Am Sonntag will die AfD die Sozialdemokraten in Gelsenkirchen gleich zweifach überflügeln: Im Rat will sie die meisten Sitze erringen, und sie will mit dem biederen Finanzberater Norbert Emmerich – zu dessen Wahlkampfendspurt Parteichefin Alice Weidel am Donnerstag überraschend noch angereist kam und sich für die Kameras über die Gelsenkirchener Zustände empörte – den Oberbürgermeister stellen. Auf diese Wahl konzentriere sich die Gelsenkirchener AfD, wie Enxhi Seli-Zacharias sagt, die im Gelsenkirchener Rat sitzt und stellvertretende Vorsitzende der AfD-Fraktion im Landtag ist. Auf die 18-Uhr-Prognose und den starken landesweiten Zuwachs ihrer Partei reagiert sie im kleinen Kreis vor Parteifreunden am Sonntagabend im Gelsenkirchener Rathaus zunächst seltsam verhalten. Einige Minuten später sagt sie, dass sie sich „riesig“ freue. Für die AfD gehe es auch darum, zu zeigen, dass sie ihre Wählerschaft „zementiert“ habe. „Es ist nicht mehr ein reines Frustwählen.“
Enxhi Seli-Zacharias und Norbert Emmerich auf der AfD-Wahlparty in GelsenkirchenReuters
Bei der Ratswahl vor fünf Jahren war die AfD in der Ruhrgebietskommune auf 12,9 Prozent der Stimmen gekommen, die SPD hatte mehr als 15 Punkte verloren, wurde aber mit 35,1 Prozent dennoch stärkste Kraft. Wegen des insgesamt schwachen Ergebnisses wäre es für die Sozialdemokraten umso wichtiger, möglichst viele „ihrer“ Städte zu halten. Von großer Bedeutung ist dabei nicht nur Gelsenkirchen, sondern das Ruhrgebiet insgesamt, also auch Großstädte wie Duisburg und Dortmund. Die dortigen sozialdemokratischen Oberbürgermeister Sören Link und Thomas Westphal traten wieder an. Wenige Stunden nach Schließung der Wahllokale liegen beide vorne – und müssen sich auf Stichwahlen gegen die AfD einstellen.
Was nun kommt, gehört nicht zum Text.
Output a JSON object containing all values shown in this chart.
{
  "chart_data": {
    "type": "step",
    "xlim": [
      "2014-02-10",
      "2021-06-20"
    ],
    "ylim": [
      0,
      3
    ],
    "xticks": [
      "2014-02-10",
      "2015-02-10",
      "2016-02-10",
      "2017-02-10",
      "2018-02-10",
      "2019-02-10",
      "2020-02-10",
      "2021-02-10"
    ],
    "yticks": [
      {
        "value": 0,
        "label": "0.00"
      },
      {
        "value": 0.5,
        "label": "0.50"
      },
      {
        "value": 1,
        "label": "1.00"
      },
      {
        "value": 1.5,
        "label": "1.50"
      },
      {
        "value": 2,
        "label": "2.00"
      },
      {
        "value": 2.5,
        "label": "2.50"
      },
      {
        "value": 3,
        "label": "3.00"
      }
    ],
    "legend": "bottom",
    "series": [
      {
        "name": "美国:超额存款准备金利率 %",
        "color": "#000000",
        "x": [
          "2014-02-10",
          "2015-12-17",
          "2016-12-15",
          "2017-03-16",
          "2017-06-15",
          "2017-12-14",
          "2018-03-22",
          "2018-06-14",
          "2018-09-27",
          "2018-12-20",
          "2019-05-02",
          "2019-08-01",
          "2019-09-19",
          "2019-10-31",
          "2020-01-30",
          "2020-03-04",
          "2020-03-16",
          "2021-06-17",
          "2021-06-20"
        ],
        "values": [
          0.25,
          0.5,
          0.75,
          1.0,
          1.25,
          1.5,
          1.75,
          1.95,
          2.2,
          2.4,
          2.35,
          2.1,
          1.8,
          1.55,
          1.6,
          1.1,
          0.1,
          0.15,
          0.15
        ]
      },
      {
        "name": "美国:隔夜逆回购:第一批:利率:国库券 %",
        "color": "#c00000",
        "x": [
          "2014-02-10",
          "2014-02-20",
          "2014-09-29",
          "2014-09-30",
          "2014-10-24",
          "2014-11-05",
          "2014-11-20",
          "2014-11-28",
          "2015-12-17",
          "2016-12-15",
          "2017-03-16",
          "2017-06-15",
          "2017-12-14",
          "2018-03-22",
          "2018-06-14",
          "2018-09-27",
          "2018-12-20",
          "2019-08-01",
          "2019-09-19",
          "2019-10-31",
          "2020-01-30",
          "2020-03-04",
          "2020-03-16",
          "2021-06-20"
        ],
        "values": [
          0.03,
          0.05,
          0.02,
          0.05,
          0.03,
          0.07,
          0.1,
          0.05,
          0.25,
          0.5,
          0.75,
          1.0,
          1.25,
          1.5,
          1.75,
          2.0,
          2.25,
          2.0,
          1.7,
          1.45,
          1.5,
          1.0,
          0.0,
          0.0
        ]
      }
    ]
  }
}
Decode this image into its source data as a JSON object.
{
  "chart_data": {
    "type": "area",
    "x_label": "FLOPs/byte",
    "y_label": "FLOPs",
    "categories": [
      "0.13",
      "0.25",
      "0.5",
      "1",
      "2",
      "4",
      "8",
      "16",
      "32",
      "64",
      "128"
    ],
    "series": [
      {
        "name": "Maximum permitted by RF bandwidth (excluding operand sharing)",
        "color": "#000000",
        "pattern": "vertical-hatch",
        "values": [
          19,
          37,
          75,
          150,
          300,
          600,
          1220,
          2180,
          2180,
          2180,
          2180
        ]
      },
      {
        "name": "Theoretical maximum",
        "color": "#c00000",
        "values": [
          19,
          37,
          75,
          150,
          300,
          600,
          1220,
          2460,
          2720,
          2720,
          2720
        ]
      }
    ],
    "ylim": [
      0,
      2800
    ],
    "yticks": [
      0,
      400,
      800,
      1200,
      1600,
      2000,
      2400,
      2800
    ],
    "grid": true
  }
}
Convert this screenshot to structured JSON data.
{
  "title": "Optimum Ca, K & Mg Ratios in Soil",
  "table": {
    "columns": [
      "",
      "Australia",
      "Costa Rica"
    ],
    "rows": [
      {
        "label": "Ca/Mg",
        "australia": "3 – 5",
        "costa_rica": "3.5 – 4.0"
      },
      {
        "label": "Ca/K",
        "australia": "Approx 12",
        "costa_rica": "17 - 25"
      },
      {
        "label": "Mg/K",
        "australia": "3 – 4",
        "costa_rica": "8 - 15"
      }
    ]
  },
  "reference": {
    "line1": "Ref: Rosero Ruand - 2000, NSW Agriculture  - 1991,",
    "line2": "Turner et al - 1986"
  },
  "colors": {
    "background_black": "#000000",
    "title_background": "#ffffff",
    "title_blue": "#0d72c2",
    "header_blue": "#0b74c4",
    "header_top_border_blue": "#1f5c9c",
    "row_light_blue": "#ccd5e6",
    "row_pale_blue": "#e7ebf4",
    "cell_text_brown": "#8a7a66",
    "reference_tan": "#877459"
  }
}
Gerade nochmal gut gegangen für die Genossen
In Gelsenkirchen, wo sich die sozialdemokratische Oberbürgermeisterin Karin Welge nicht abermals zur Wahl stellte, musste die bisherige Sozialdezernentin Andrea Henze ohne Amtsbonus ins Rennen gehen. Als sie in der Auszählung hauchdünn vor AfD-Mann Emmerich liegt, gibt es erstmals an diesem Abend im Ratssaal Applaus von den Genossen. Kurz nach 20 Uhr liegt Henze uneinholbar vorne, nun endlich zeigt sie sich im Ratssaal. Ihre Parteifreunde empfangen sie mit rhythmischem Klatschen. „Wir gehen mit voller Kraft in die Verlängerung“, sagt Henze mit Blick auf die bevorstehende Stichwahl gegen die AfD. Sie stehe für eine Stadt, in der die Grund- und Menschenrechte hochgehalten werden, sagt die Sozialdemokratin.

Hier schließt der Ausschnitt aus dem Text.